I also spent a fortune recently on my Amiga... The old 100Mb SCSI drive took a dive south!!! So I have bought a SCSI - SD adapter... HERE... Its okay but it isn't bui directional... Format / verify took ages.. I need to boot up my Archimedes soon... This hasn't run for at least 10 years...
 
I have one of those in prime condition... The two drives are mounted above the BBC and my CUB monitor sits on top.

I also spent a fortune recently on my Amiga... The old 100Mb SCSI drive took a dive south!!! So I have bought a SCSI - SD adapter... HERE... Its okay but it isn't bui directional... Format / verify took ages.. I need to boot up my Archimedes soon... This hasn't run for at least 10 years...

Sounds like you have a fine collection of vintage machines Ian. There was something magic about the early days of home computers. You seemed to be much closer to the silicon and the naughts and ones. These days you are completely removed from all that, but I do love the power that you have: Word, Phtoshop, EAGLE, AutoCAD, Excel, Dreamweaver for example. And the internet is the most wonderful thing.

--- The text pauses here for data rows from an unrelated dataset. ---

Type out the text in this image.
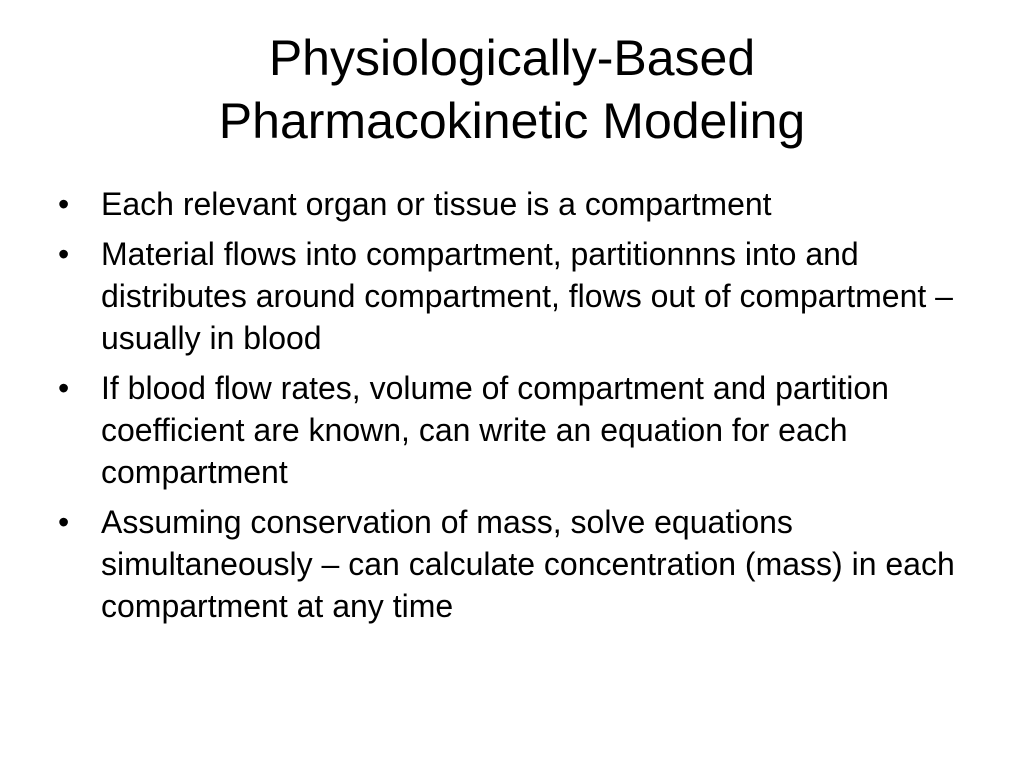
Physiologically-Based
Pharmacokinetic Modeling
• Each relevant organ or tissue is a compartment
• Material flows into compartment, partitionnns into and distributes around compartment, flows out of compartment – usually in blood
• If blood flow rates, volume of compartment and partition coefficient are known, can write an equation for each compartment
• Assuming conservation of mass, solve equations simultaneously – can calculate concentration (mass) in each compartment at any time
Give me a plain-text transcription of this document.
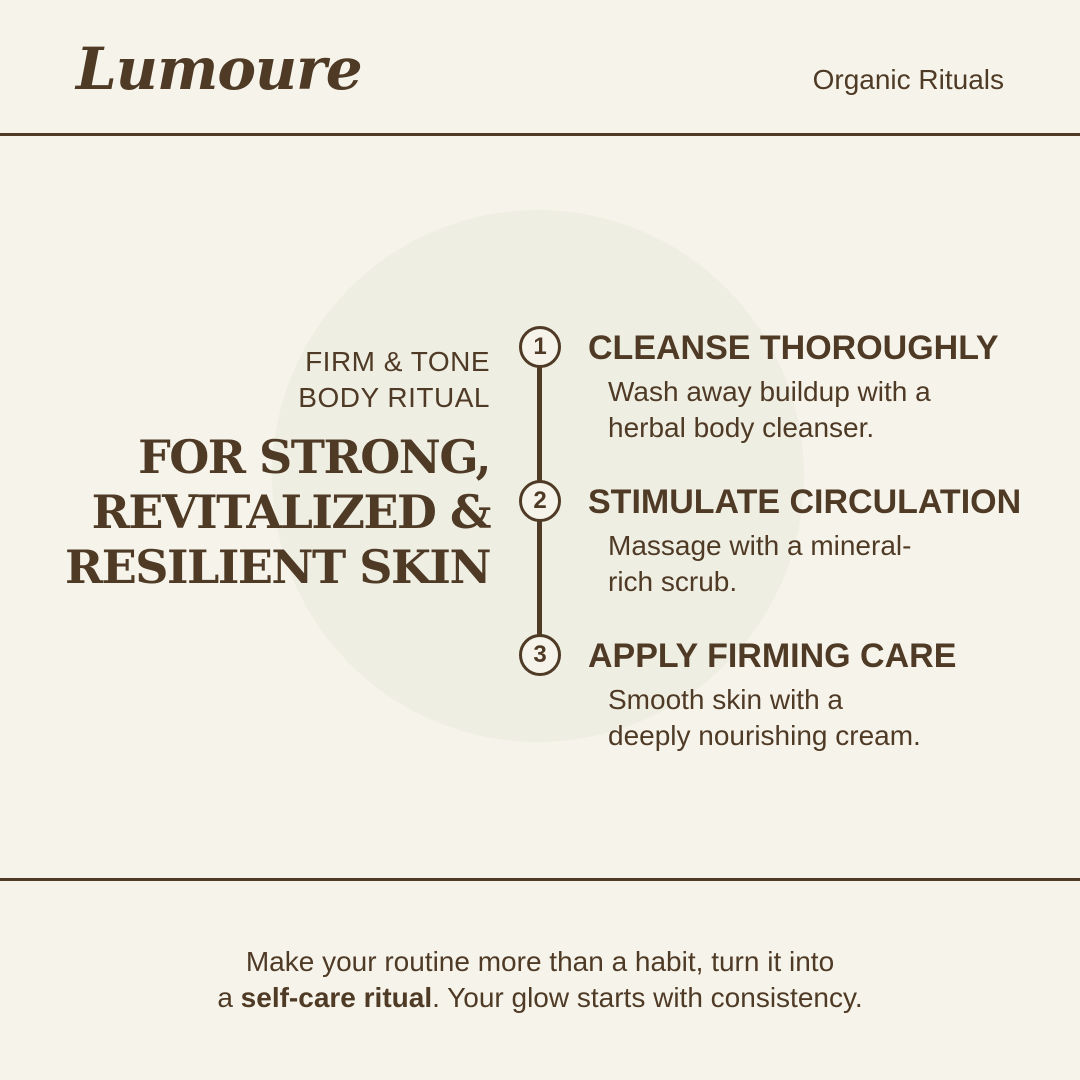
Lumoure	Organic Rituals
FIRM & TONE
BODY RITUAL
FOR STRONG,
REVITALIZED &
RESILIENT SKIN
1	CLEANSE THOROUGHLY
Wash away buildup with a
herbal body cleanser.
2	STIMULATE CIRCULATION
Massage with a mineral-
rich scrub.
3	APPLY FIRMING CARE
Smooth skin with a
deeply nourishing cream.
Make your routine more than a habit, turn it into
a self-care ritual. Your glow starts with consistency.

Three of us laid out a BBC B computer PCB from the circuit diagram in the BBC manual. A few got built into computers, but then we discovered that one of the engineers, from the lab, had a source of working BBC B boards from a guy over in Wales who got hold of failed production boards which he repaired and sold on. We bought a case, PSU, and keyboard from Acorn and then you had a BBC B, for about half price. :D

I also laid out a EPROM expansion PCB for the BBC. It plugged into one of the EPROM sockets on the motherboard. Quite a few of those got built.

I also remember building the Wireless Word modem which was massive and only got CEEFAX or something like that.